Row over the government escalated when President Mohamed suspended the executive powers of PM Roble.
Somalia’s President Mohamed Abdullahi Mohamed has accused Djibouti of unlawfully detaining his national security adviser, a key player in his spiralling feud with Prime Minister Mohamed Hussein Roble.
The office of Mohamed, who is popularly known as Farmaajo, alleged in a statement on Friday that Djibouti had unlawfully detained Fahad Yasin and other Somali officials at the country’s main international airport, preventing them from travelling to Somalia’s capital, Mogadishu.
“We ask the Djiboutian government to ease … their trip, while it will be fully responsible for any threat to their personal safety. We are very much disappointed with the blunt intervention,” it added.
Djibouti’s foreign minister, however, denied the allegations. “There are fake news released in social media trying to create confusion and drag Djibouti into Somalia[‘s] internal challenges and crisis,” Mahmoud Ali Youssouf tweeted.
“We will continue to stand by our brothers and sisters in Somalia but never interfere in their internal affairs.”
There are fake news released in social media trying to create confusion and drag Djibouti into Somalia internal challenges and crisis . We will continue to stand by our brothers and sisters in Somalia but never interfere in their internal affairs .
— Mahmoud Ali youssouf (@ymahmoudali) September 17, 2021
He said a Turkish Airlines flight to Mogadishu did not take off from Djibouti due to what the company described as “technical problems”, adding that one of the pilots was not authorised to land in the Somali capital, which meant all passengers would have to return to Istanbul.
Youssouf, however, did not mention Yasin, who was due to attend a national security conference in Mogadishu on Saturday, and it was unclear whether he was on that flight.
Risk of ‘instability’
The cross-border row erupted hours after the leaders of Somalia’s five semi-autonomous states urged Farmaajo and Roble to resolve their differences through mediation.
“The current conflict … does not serve the public interest, leads to insecurity and political instability,” the leaders of Jubbaland, South West, Galmudug, Hirshabele and Puntland said in a statement.

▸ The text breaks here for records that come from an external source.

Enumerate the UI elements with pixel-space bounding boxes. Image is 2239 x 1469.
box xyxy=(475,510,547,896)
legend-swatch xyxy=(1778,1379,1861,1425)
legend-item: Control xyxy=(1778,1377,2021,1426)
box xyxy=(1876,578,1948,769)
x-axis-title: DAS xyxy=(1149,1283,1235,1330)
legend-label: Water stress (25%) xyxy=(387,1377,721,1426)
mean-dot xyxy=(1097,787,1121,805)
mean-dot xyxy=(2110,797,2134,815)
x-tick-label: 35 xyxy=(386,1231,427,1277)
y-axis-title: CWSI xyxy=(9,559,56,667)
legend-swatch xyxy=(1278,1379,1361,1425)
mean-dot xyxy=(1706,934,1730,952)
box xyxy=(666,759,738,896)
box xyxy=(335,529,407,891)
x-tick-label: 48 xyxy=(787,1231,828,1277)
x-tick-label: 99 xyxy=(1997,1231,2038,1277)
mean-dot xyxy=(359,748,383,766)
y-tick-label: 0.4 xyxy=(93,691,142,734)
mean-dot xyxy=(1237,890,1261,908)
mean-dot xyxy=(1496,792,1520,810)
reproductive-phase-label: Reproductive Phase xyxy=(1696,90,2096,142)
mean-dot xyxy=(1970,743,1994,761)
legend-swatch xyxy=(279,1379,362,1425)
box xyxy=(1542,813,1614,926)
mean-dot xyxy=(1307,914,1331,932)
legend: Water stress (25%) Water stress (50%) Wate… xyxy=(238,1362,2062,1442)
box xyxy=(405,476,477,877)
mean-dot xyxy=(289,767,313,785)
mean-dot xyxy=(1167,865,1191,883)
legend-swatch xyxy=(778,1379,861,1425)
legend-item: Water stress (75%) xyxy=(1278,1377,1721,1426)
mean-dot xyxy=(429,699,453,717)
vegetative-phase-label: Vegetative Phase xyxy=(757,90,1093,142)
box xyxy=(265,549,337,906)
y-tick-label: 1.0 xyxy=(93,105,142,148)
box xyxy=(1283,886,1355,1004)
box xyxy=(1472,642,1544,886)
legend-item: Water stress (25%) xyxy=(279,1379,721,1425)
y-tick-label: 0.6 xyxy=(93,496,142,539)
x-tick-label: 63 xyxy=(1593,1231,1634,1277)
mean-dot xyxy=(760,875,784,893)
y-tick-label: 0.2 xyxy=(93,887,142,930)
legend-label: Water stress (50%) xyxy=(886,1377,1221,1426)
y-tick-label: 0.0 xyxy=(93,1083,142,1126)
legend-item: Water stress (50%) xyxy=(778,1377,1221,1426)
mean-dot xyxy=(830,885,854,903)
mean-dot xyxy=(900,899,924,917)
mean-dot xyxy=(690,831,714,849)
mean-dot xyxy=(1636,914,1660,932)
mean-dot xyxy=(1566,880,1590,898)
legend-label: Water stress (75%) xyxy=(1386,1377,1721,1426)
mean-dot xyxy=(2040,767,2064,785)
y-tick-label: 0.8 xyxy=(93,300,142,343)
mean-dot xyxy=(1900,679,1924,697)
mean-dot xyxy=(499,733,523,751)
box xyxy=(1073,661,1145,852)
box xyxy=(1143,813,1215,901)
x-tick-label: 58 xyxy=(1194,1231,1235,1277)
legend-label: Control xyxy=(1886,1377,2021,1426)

The pair’s bitter power struggle escalated last week when Roble sacked Yasin, then Somalia’s spy chief, over his handling of a high-profile probe into the disappearance of a young intelligence agent.
Ikran Tahlil’s family has accused her employers at the National Intelligence and Security Agency of murdering her.
Farmaajo overruled the prime minister, appointing Yasin as his national security adviser, and on Thursday announced that he was withdrawing Roble’s powers, particularly the ability to hire and fire officials, until the election process was completed.
He accused Roble of violating the constitution and taking “reckless decisions which can pave the way for political and security instability”.
The prime minister, in turn, charged that Farmaajo was seeking to sabotage the government’s functioning. Roble further said he would not abide by the president’s order and accused him of twisting the constitutional provisions he cited to justify his interference with the powers of the prime minister’s office.
Farmaajo’s four-year mandate expired in February, but was extended by parliament in April, triggering deadly gun battles in Mogadishu, with some rivals viewing it as a flagrant power grab.
Roble cobbled together a new timetable for polls, but the process fell behind. Last week, he accused Farmaajo of trying to reclaim “election and security responsibilities” from him.
Elections in Somalia follow a complex indirect model, whereby state legislatures and clan delegates pick lawmakers for the national parliament, who, in turn, choose the president. The next phase is scheduled for between October 1 and November 25.